Protein Sequence Annotation in the Genome Era: The Annotation Concept of SWISS-PROT + TREMBL

Rolf Apweiler, Alain Gateau, Sergio Contrino, Maria Jesus Martin, Vivien Junker, Claire O'Donovan, Fiona Lang, Nicoletta Mitaritonna, Stephanie Kappus, and Amos Bairoch

SWISS-PROT is a curated protein sequence database which strives to provide a high level of annotation, a minimal level of redundancy and high level of integration with other databases. Ongoing genome sequencing projects have dramatically increased the number of protein sequences to be incorporated into SWlSS-PROT. Since we do not want to dilute the quality standards of SWISSPROT by incorporating sequences without proper sequence analysis and annotation, we cannot speed up the incorporation of new incoming data indefinitely.
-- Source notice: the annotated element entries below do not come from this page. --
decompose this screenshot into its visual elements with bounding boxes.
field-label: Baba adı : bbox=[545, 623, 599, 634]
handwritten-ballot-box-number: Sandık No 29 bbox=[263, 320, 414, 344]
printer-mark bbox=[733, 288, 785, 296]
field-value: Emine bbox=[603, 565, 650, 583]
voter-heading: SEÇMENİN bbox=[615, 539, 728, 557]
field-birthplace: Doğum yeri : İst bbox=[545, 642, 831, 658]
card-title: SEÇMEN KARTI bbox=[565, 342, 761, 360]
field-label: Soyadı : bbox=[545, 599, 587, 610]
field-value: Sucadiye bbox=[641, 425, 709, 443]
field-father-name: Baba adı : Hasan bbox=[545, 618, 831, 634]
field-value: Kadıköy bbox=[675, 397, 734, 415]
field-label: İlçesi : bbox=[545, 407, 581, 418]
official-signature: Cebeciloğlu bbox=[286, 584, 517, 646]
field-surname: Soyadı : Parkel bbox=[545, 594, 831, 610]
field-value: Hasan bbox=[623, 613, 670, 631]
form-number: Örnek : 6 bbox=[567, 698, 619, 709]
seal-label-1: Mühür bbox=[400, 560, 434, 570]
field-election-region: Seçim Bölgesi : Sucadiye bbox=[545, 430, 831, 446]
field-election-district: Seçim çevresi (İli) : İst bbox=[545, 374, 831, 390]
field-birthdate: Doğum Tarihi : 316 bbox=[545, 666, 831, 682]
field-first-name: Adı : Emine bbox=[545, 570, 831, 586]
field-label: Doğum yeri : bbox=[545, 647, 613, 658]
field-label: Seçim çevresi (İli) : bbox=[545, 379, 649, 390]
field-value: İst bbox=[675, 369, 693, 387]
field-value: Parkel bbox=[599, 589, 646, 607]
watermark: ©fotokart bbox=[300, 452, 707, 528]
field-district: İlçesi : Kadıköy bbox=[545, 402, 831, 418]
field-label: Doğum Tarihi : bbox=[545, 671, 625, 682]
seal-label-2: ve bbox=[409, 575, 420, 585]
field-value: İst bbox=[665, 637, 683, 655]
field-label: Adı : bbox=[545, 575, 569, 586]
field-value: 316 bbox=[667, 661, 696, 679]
However, as we also want to make the sequences available as fast as possible, we introduced TREMBL (TRanslation of EMBL nucleotide sequence database), a supplement to SWISSPROT. TREMBL consists of computer-annotated entries in SWlSS-PROT format derived from the translation of all coding sequences (CDS) in the EMBL nucleotide sequence database, except for CDS already included in SWISSPROT. While TREMBL is already of immense value, its computer-generated annotation does not match the quality of SWISS-PROTs. The main difference is in the protein functional information attached to sequences. With this in mind, we are dedicating substantial effort to develop and apply computer methods to enhance the functional information attached to TREMBL entries.